Comment by Aurornis

Comment by Aurornis 4 days ago

8 replies

AI code reviews are the worst place to introduce AI, in my experience. They can find a few things quickly, but they can also send people down unnecessary paths or be easily persuaded by comments or even the slightest pushback from someone. They're fast to cave in and agree with any input.

It can also encourage laziness: If the AI reviewer didn't spot anything, it's easier to justify skimming the commit. Everyone says they won't do it, but it happens.

For anything AI related, having manual human review as the final step is key.

aozgaa 4 days ago

Agreed.

LLM’s are fundamentally text generators, not verifiers.

They might spot some typos and stylistic discrepancies based on their corpus, but they do not reason. It’s just not what the basic building blocks of the architecture do.

In my experience you need to do a lot of coaxing and setting up guardrails to keep them even roughly on track. (And maybe the LLM companies will build this into the products they sell, but it’s demonstrably not there today)

  • CharlesW 4 days ago

    > LLM’s are fundamentally text generators, not verifiers.

    In reality they work quite well for text and numeric (via tools) analysis, too. I've found them to be powerful tools for "linting" a codebase against adequately documented standards and architectural guidance, especially when given the use of type checkers, static analysis tools, etc.

    • skydhash 4 days ago

      The value of an analysis is the decision that will be taken after getting the result. So will you actually fix the codebase or it’s just a nice report to frame and put on the wall?

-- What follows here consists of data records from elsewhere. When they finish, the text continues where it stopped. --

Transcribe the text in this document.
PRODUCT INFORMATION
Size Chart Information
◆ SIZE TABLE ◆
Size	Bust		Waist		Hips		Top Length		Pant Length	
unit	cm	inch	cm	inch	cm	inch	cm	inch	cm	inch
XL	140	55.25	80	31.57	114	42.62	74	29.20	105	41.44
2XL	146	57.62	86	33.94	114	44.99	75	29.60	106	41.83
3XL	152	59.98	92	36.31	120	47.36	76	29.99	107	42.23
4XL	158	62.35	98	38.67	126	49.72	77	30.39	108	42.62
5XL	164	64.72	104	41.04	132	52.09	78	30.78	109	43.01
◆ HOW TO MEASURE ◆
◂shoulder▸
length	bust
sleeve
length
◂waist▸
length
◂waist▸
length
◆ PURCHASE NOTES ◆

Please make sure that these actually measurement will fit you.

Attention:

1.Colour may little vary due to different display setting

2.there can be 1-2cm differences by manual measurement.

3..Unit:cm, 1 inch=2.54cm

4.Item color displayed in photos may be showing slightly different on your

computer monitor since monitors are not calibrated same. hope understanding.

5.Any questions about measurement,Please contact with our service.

      • CharlesW 4 days ago

        > So will you actually fix the codebase…

        Code quality improvements is the reason to do it, so *yes*. Of course, anyone using AI for analysis is probably leveraging AI for the "fix" part too (or at least I am).

pnathan 4 days ago

That's a fantastic counterpoint. I've found AI reviewers to be useful on a first pass, at a small-pieces level. But I hear your opinion!

chuckadams 4 days ago

I find the summary that copilot generates is more useful than the review comments most of the time. That said, I have seen it make some good catches. It’s a matter of expectations: the AI is not going to have hurt feelings if you reject all its suggestions, so I feel even more free to reject it feedback with the briefest of dismissals.

moomoo11 3 days ago

What about something like this?

Link to the ticket. Hopefully your team cares enough to write good tickets.

So if the problem is defined well in the ticket, do the code changed actually address it?

For example for a bug fix. It can check the tests and see if the PR is testing the conditions that caused the bug. It can check the code changed to see if it fits the requirements.

I think the goal with AI for creative stuff should be to make things more efficient, not replace necessarily. Whoever code reviews can get up to speed fast. I’ve been on teams where people would code review a section of the code they aren’t familiar with too much.

In this case if it saves them 30 minutes then great!

kmacdough 3 days ago

I agree and disagree. I think it's important to make it very visually clear that it is not really a PR, but rather an advanced style checker. I think they can be very useful for assessing more rote/repetitive standards that are a bit beyond what standard linters/analysis can provide. Things like institutional standards, lessons learned, etc. But if it uses the normal PR pipeline rather than the checker pipeline, it gives the false impression that it is a PR, which is not.